Experimental Stewardship Committee meets Thursday in Cedarville and via Zoom

Members of the Modoc-Washoe Experimental Stewardship Program Steering Committee will discuss various rangeland management topics when they meet Thursday, July 11, beginning at 9 a.m., in the Surprise Valley Community Church Hall, 405 Bonner St., Cedarville. Members of the public are welcome to attend, or participate virtually via Zoom, using this link: ucanr.zoom.us/j/99501500517 pwd=0tV6t1Bxu3bM0CWfAApjm6mB6RZo.1.

Participants can call in by telephone by using this information: (669 )900 6833; Meeting ID: 956 9724 4531; Passcode: 942992.

The committee will hear public comments at 11 a.m.

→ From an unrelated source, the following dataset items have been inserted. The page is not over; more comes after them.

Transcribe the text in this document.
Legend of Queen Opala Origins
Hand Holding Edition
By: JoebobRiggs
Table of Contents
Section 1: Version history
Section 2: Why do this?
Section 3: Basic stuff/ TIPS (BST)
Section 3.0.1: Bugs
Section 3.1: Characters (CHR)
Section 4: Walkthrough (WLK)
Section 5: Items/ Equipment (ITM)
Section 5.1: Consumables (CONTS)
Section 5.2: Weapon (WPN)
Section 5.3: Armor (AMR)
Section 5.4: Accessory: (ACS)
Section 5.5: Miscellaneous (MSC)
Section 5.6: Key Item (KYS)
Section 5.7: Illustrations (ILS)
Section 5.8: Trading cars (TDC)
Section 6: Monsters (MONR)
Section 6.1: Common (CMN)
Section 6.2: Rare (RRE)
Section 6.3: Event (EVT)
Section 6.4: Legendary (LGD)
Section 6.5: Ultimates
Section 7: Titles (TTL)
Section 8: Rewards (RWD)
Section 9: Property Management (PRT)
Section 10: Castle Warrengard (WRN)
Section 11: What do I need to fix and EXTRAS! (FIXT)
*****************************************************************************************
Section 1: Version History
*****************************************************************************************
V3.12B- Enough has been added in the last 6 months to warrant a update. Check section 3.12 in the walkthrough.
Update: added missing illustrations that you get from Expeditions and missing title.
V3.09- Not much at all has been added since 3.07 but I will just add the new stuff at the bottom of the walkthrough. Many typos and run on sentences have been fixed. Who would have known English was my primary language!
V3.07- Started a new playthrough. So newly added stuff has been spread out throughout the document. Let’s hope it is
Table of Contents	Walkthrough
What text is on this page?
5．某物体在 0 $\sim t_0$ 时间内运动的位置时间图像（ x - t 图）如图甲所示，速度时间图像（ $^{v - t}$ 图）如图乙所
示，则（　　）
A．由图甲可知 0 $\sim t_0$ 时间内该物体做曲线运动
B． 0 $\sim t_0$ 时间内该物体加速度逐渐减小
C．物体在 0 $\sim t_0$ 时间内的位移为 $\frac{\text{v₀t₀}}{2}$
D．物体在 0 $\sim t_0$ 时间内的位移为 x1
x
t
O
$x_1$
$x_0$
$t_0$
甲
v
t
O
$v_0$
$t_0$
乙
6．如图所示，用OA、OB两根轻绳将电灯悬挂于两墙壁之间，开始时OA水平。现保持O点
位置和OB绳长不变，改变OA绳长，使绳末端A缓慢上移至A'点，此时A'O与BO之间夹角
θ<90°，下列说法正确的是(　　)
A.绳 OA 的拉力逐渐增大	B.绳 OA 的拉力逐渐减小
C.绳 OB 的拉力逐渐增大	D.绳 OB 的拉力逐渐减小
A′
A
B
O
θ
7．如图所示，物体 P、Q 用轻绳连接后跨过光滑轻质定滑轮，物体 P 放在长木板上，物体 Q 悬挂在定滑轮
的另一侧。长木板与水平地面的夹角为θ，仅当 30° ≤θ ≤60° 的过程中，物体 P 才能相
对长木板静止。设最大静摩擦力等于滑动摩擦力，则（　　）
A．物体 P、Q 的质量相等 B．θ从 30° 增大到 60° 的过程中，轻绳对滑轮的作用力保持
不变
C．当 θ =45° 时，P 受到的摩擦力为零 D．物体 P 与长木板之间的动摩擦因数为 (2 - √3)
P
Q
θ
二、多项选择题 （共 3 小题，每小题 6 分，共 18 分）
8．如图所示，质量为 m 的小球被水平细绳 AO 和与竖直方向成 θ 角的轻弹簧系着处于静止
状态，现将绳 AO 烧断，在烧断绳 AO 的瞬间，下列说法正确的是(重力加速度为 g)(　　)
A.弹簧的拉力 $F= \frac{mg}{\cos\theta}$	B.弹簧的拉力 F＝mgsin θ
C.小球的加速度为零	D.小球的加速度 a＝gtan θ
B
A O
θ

Agenda topics include the status of wild horse management on lands within the program’s area of interest, a status report on management of trails and wilderness in the Warner Mountains, an overview of meadow restoration projects in the Warners, an update on the BLM public lands rule, a status report on virtual fencing trials and a report on wildlife management.

The committee will also hear a report on a recent Mustang Camp for youth and participate in an exercise that was used during the event.

Managers from the Modoc National Forest Warner Mountain Ranger District and the Bureau of Land Management Applegate Field Office will present updates on activities, and committee members will report on activities in their specific areas of interest.

The Modoc-Washoe steering committee is part of the national Experimental Stewardship Program, created by Congress in the Public Rangelands Improvement Act of 1978. The program encourages rangeland management innovation and incentives for improving conditions on public rangelands. It focuses on public lands managed by the BLM’s Applegate Field Office east of the Warner Mountains, and Modoc National Forest lands of the Warner Mountain Ranger District.

The committee membership includes livestock grazing permit holders, and representatives from the BLM Applegate Field Office and Modoc National Forest. Representatives from the California and Nevada departments of fish and wildlife are members, along with representatives from the timber industry, invasive weed control interests, wild horse and burro interests, resource conservation districts, the Natural Resources Conservation Service, local government and environmental and sporting interests from California and Nevada. Representatives from the University of California and University of Nevada cooperative extension services also are members.